The topic of artificial intelligence, unlike many other new technologies, will particularly affect small and medium-sized enterprises. Through IT service providers offering specific solutions, SMEs gain access to this technology. With automated solutions that require comparatively few resources, deployment is possible with relatively low AI investments. Thanks to this feature, AI has the potential to provide crucial competitive advantages to small and young enterprises.
Limits and risks in the use of AI
There are also concerns about AI. One of the most common concerns is transparency. Artificial intelligence-based software makes decisions autonomously and without human support or control. Especially when humans rely fully on these results, transparency is lost. In addition, the machine lacks a sense of empathy, at least until now. This is why there is an increasing argument against the use of artificial intelligence in the field of medicine, for example.
Some employees see AI as a threat to their own jobs or jobs in general. In fact, this technology has the potential to completely replace manual work in many areas. The use of artificial intelligence is particularly interesting for labour-intensive, manual tasks in order to perform them cost-efficiently. Some see a further risk in the area of IT security and cyber threats. Artificial intelligence opens up the area of deepfake in particular to cybercriminals. This is how identity theft succeeds in the digital space, as criminals forge photos as well as video and audio recordings at a very high level. Recently, hackers have already been observed to carry out AI-driven attacks. Especially in the area of targeted spear phishing, attackers are using the possibilities of intelligent attack tools.

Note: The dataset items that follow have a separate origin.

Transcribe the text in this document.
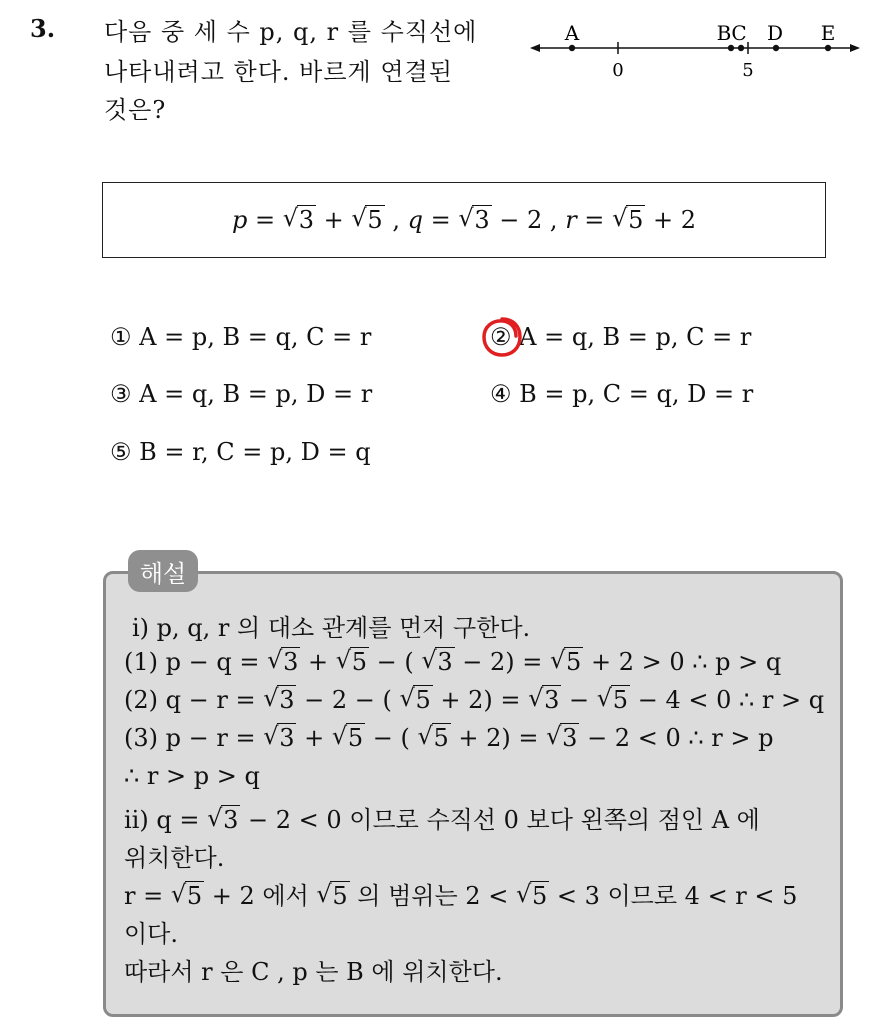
3. 다음 중 세 수 p, q, r 를 수직선에
나타내려고 한다. 바르게 연결된
것은?
A	B C D E
0	5
p = √ 3 + √ 5 , q = √ 3 − 2 , r = √ 5 + 2
① A = p, B = q, C = r	② A = q, B = p, C = r
③ A = q, B = p, D = r	④ B = p, C = q, D = r
⑤ B = r, C = p, D = q
해설
ⅰ) p, q, r 의 대소 관계를 먼저 구한다.
(1) p − q = √ 3 + √ 5 − ( √ 3 − 2) = √ 5 + 2 > 0 ∴ p > q
(2) q − r = √ 3 − 2 − ( √ 5 + 2) = √ 3 − √ 5 − 4 < 0 ∴ r > q
(3) p − r = √ 3 + √ 5 − ( √ 5 + 2) = √ 3 − 2 < 0 ∴ r > p
∴ r > p > q
ⅱ) q = √ 3 − 2 < 0 이므로 수직선 0 보다 왼쪽의 점인 A 에
위치한다.
r = √ 5 + 2 에서 √ 5 의 범위는 2 < √ 5 < 3 이므로 4 < r < 5
이다.
따라서 r 은 C , p 는 B 에 위치한다.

In some areas, artificial intelligence is reaching its technical limits. This is especially the case where creativity is required. In fact, AI is now even capable of writing texts. However, AI fails when it comes to writing texts with an independent content, such as a novel. On the other hand, AI can produce surprisingly good texts from collections of facts, such as those found in product descriptions or stock market headlines.
The future belongs to AI applications. Currently, the share of companies in Germany that have invested in AI is still comparatively small. About 16 percent of German companies will be using AI by 2021. In the coming years, this share will increase significantly. The advantages of the technology in certain areas are simply too clear, so that companies simply cannot afford to forego AI use. AI applications promise productivity increases and open up possibilities in the automatic evaluation of large amounts of data. The use of AI in the area of IT security will increase just as much as in the automotive industry and process automation in general. For this reason, artificial intelligence will be part of the everyday life of every company in the foreseeable future.